Ada beberapa instrumen berbeda untuk menerapkan tekanan nonspesifik dengan menggosok, menggulung, atau memberikan tekanan pada zona refleks tubuh. Acuball adalah bola kecil yang terbuat dari karet dengan tonjolan yang dapat dipanaskan. Ini digunakan untuk memberikan tekanan dan meredakan nyeri otot dan sendi. Rol energi adalah silinder kecil dengan tonjolan.

Baca Juga : Reiki Terapi Alternatif Dari Jepang Yang Mengandalkan Media Energi

Itu dipegang di antara tangan dan digulung maju mundur untuk menerapkan akupresur. Rol kaki (juga “chakra krupa”) adalah rol silindris bulat dengan tonjolan. Itu ditempatkan di lantai dan kaki digulung maju mundur di atasnya. Tikar listrik (juga tikar piramida) adalah tikar dengan tonjolan kecil berbentuk piramida tempat Anda berjalan.

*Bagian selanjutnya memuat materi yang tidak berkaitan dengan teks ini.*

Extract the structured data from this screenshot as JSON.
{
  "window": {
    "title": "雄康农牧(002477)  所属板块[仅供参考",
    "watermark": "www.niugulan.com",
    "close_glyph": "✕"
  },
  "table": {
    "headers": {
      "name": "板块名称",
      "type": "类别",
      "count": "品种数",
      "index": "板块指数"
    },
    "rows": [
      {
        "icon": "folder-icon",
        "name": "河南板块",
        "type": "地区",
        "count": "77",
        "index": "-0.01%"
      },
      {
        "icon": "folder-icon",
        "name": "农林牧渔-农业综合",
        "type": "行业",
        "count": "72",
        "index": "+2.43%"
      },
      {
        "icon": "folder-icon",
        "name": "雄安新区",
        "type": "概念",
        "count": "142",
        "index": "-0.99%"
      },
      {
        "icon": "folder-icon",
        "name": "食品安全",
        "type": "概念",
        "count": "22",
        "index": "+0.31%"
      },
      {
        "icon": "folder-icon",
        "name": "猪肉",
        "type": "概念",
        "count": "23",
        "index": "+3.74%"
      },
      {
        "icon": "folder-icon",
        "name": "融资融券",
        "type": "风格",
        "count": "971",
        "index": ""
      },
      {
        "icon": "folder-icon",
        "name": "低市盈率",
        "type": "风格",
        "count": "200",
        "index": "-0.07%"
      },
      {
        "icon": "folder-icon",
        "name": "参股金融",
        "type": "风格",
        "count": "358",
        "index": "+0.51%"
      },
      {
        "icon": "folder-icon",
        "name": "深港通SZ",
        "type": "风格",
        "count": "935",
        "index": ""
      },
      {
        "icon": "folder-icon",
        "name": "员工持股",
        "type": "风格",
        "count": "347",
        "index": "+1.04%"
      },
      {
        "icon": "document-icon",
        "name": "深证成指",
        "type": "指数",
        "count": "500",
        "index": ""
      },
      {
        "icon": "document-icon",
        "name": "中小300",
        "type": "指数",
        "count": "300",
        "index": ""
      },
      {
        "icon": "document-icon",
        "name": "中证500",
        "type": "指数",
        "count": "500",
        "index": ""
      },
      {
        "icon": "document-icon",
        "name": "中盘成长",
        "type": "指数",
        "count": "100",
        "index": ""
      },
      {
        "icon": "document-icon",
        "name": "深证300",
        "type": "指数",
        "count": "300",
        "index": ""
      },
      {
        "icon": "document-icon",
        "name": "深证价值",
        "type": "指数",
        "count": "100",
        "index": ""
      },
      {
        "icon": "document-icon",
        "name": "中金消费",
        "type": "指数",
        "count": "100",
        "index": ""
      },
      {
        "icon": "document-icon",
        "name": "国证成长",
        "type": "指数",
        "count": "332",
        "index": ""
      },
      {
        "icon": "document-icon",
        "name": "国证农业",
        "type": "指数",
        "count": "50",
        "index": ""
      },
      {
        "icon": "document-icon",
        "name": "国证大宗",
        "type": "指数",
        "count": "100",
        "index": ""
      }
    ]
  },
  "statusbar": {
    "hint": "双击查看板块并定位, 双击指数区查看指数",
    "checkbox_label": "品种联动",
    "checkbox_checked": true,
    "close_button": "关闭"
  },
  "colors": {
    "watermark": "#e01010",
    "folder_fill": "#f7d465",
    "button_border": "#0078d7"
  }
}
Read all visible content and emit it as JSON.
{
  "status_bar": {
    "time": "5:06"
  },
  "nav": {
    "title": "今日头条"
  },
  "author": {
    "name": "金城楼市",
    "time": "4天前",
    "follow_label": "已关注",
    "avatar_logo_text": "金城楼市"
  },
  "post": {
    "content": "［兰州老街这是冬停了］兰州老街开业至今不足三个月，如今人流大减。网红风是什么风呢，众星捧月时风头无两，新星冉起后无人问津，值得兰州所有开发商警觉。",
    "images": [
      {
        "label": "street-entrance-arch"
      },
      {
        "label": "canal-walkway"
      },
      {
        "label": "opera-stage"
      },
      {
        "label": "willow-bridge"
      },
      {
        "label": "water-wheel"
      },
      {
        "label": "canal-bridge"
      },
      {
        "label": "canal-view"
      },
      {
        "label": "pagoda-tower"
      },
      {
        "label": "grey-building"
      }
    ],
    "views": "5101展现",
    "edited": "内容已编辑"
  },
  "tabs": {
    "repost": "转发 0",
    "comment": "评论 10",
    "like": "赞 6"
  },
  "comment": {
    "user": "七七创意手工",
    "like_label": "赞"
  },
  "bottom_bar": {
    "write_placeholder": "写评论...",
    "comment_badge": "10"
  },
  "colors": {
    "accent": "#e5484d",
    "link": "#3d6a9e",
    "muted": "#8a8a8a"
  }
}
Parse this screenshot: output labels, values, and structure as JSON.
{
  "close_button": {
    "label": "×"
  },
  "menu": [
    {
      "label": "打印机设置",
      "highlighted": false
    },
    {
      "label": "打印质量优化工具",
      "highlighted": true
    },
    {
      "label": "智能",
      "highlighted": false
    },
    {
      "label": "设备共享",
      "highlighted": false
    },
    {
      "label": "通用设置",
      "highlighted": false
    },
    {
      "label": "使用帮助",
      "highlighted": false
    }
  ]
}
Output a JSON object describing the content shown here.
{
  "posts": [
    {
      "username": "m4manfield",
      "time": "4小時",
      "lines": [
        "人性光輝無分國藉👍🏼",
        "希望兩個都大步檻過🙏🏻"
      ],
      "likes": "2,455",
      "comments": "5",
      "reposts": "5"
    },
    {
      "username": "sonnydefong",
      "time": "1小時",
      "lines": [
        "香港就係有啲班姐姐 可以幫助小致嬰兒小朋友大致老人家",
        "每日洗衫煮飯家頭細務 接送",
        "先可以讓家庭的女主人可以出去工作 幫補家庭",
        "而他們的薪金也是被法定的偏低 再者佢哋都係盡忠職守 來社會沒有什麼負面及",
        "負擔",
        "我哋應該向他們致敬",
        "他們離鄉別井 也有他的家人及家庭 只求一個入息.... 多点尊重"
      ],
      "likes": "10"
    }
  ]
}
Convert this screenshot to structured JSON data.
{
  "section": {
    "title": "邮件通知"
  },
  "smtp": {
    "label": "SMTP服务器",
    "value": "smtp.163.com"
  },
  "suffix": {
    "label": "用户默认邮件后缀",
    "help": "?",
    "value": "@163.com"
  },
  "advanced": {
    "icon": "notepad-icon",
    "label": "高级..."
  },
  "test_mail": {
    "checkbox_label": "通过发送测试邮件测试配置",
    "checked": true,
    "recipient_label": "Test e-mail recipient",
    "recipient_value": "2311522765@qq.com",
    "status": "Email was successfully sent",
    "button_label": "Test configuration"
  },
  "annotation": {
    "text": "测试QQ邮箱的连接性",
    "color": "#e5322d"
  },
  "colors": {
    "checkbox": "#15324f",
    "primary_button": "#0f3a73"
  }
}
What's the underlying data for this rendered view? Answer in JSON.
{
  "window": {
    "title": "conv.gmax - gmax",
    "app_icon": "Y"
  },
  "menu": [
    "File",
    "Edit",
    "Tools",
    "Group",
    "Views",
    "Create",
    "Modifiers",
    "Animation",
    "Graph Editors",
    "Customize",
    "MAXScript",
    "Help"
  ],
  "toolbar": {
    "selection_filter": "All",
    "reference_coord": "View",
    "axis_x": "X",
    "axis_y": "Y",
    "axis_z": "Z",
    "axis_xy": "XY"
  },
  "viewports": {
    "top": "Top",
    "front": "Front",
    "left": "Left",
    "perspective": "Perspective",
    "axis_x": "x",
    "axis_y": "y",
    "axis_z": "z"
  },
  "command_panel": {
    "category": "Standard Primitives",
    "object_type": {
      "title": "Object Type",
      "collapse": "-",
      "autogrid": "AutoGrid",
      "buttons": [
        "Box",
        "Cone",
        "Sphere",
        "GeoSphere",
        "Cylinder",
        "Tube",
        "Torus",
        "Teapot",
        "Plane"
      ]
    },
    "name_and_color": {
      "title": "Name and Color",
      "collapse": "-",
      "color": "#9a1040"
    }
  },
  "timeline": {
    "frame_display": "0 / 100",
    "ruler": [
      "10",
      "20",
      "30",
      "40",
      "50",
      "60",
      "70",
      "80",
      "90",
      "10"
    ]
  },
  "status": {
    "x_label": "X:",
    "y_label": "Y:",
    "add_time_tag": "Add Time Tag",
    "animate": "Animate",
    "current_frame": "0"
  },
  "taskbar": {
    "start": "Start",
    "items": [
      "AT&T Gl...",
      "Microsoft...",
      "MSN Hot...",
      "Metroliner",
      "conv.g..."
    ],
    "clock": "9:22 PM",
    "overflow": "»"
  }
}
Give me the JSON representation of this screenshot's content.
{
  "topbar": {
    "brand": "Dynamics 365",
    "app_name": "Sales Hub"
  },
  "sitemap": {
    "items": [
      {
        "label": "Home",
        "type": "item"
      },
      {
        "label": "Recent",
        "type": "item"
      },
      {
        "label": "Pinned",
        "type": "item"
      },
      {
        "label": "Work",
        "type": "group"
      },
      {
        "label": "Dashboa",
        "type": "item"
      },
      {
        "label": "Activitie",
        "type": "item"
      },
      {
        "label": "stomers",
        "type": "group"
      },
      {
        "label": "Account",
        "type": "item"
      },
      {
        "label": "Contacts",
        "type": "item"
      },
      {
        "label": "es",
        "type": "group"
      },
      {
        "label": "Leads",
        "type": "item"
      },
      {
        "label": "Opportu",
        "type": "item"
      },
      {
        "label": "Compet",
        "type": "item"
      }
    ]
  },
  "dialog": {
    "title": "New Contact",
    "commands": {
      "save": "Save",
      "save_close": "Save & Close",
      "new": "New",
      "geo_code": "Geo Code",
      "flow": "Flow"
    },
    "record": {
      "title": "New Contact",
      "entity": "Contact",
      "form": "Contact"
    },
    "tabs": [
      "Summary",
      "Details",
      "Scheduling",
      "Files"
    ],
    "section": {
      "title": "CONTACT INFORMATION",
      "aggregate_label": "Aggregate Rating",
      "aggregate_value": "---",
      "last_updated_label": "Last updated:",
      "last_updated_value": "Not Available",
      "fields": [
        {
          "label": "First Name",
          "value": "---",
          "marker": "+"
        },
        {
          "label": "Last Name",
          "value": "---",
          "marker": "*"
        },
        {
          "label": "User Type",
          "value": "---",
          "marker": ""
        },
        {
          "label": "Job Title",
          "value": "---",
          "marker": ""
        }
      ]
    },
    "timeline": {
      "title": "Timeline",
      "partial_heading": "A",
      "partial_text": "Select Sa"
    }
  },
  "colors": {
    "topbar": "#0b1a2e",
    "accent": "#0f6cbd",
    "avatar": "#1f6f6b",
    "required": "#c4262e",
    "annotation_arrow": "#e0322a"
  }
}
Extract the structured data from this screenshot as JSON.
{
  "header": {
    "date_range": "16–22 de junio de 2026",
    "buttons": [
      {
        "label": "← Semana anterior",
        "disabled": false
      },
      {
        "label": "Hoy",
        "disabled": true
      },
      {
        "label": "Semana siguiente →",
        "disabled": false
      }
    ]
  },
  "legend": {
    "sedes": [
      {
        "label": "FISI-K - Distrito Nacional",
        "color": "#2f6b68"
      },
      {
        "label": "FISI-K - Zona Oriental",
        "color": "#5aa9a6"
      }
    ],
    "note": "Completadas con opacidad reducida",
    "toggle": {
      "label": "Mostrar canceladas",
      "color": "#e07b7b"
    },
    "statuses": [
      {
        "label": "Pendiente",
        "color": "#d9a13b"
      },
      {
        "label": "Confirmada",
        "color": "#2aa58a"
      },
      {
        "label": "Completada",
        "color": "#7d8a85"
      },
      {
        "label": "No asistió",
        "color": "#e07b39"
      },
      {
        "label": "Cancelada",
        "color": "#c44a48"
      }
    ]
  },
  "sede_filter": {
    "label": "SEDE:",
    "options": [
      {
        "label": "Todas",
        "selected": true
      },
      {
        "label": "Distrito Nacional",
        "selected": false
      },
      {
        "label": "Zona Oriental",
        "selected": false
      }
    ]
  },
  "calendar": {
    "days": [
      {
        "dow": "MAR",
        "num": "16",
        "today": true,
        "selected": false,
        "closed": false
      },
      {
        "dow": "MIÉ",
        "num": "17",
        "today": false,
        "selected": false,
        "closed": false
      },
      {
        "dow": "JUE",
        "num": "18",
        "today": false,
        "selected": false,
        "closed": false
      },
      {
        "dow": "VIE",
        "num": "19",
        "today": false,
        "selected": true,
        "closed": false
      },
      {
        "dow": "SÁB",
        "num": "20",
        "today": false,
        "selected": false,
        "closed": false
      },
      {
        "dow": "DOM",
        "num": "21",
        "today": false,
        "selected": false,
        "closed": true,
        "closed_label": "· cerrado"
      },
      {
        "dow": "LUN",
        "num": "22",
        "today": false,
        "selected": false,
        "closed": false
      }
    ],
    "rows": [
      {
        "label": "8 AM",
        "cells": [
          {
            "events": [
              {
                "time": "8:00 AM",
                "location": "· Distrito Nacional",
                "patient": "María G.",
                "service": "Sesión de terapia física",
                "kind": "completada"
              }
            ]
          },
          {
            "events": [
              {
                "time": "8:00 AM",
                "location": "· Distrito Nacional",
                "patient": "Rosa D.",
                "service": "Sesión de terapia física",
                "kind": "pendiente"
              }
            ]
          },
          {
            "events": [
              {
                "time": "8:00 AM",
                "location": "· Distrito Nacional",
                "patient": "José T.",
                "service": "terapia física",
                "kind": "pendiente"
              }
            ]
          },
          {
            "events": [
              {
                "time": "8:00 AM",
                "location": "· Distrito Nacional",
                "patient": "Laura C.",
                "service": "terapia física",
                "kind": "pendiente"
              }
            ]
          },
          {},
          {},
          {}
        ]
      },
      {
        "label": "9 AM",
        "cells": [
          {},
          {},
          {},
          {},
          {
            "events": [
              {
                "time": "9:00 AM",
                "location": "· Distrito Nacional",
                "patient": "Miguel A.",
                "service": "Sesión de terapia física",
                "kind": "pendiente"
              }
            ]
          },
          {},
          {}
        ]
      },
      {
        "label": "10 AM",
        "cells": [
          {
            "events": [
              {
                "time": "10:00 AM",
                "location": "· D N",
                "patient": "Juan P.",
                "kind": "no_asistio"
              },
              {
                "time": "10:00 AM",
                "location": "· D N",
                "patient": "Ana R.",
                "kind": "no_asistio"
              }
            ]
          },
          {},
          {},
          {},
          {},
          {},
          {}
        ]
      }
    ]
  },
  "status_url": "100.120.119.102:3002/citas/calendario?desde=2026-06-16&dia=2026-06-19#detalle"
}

Roller tulang belakang adalah roller bergelombang berisi magnet yang digulung ke atas dan ke bawah tulang belakang. Teishein adalah salah satu dari sembilan jarum akupunktur klasik asli yang dijelaskan dalam teks akupunktur asli. Meskipun digambarkan sebagai jarum akupunktur, itu tidak menembus kulit. Ini digunakan untuk menerapkan tekanan perkusi cepat ke titik-titik yang dirawat.